By the time I had brushed out my curls and tied up my bonnet, which I did in my room, the delighted squeals of an upstairs maid, cornered by Pierre, were issuing down the hall.

“That wench ought to be turned off,” Pinny adjured. “When she ain’t winking at the footmen, she’s hotfooting it after Mr. St. Clair. Disgraceful I call it.”

“You’re just jealous, Pinny,” I teased her. “Why don’t you roll your eyes at him and see if you can steal him from her?”

“My eyes don’t roll, miss. They only squint up like a mole caught in the sun.” she answered simply.
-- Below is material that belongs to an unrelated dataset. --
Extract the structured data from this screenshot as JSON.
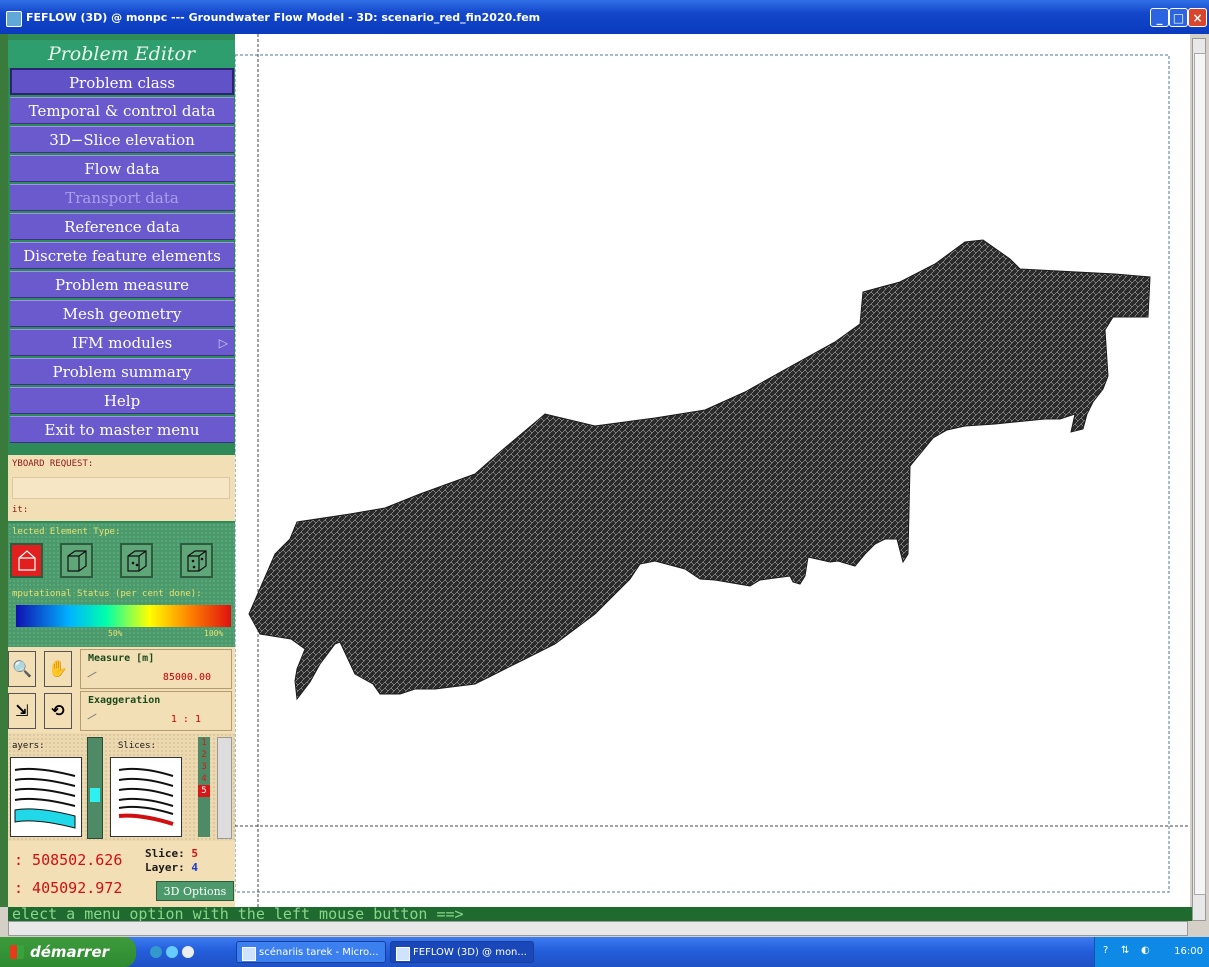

“Maybe you should wear green glasses.”

“Mr. Sinclair beat me to them. He took up the old pair belonging to Sir Edward’s father as soon as ever he came across them.”
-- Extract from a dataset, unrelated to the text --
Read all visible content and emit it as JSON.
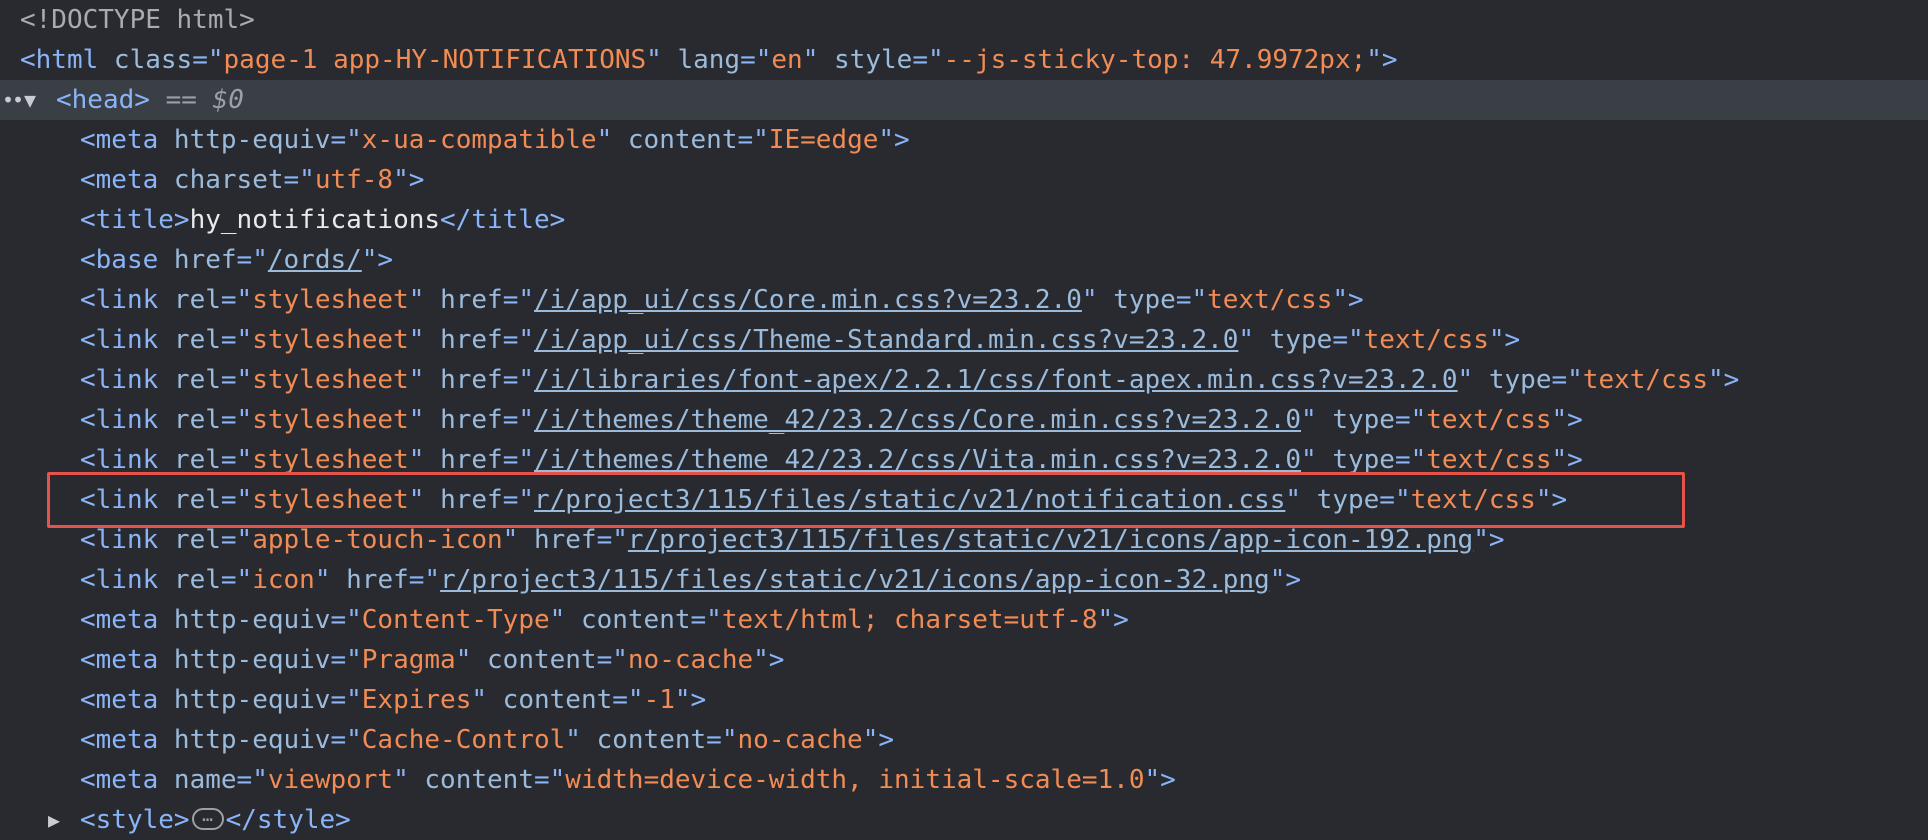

“You mean he only started wearing them after he got here?” I remembered Auntie saying St. Regis told her in his letter that Welland required them.

“It’s only what his valet told me.” she replied, blushing red as a beet.

“Pinny, are you seeing Mr. Sinclair’s valet?” I asked.

“Once in a while I do,” she admitted, “Napier is ever so nice, miss. Not a forward sort of a lad at all.”

“Good for you! See what you can pry out of him about a certain Mary Milne, will you?”

“Oh, miss,” she tittered, thinking I was joking, till I advised her otherwise.

“I’ll ask him tonight,” she volunteered, when she understood me to be serious. “It’s strange he never said a word about her, for he’s always singing his master’s praises.”

“Will you just check in a subtle way too whether Mr. Sinclair was wearing green glasses before he came here? St. Regis said he needed them. It is odd he didn’t bring any with him, if that is the case.”

“Napier mentioned how they found them at the gatehouse, and Mr. Sinclair hadn’t had them off his nose since. Isn’t that odd, then, miss?”

“There are many odd things go on with that pair,” I said.

“If you’re talking about Napier giving Diablo the wrong feed and causing the colic, miss, it ain’t his fault. He never had to do stable work before. He’s Mr. Sinclair’s valet. He looks after all his jackets and linen and boots.”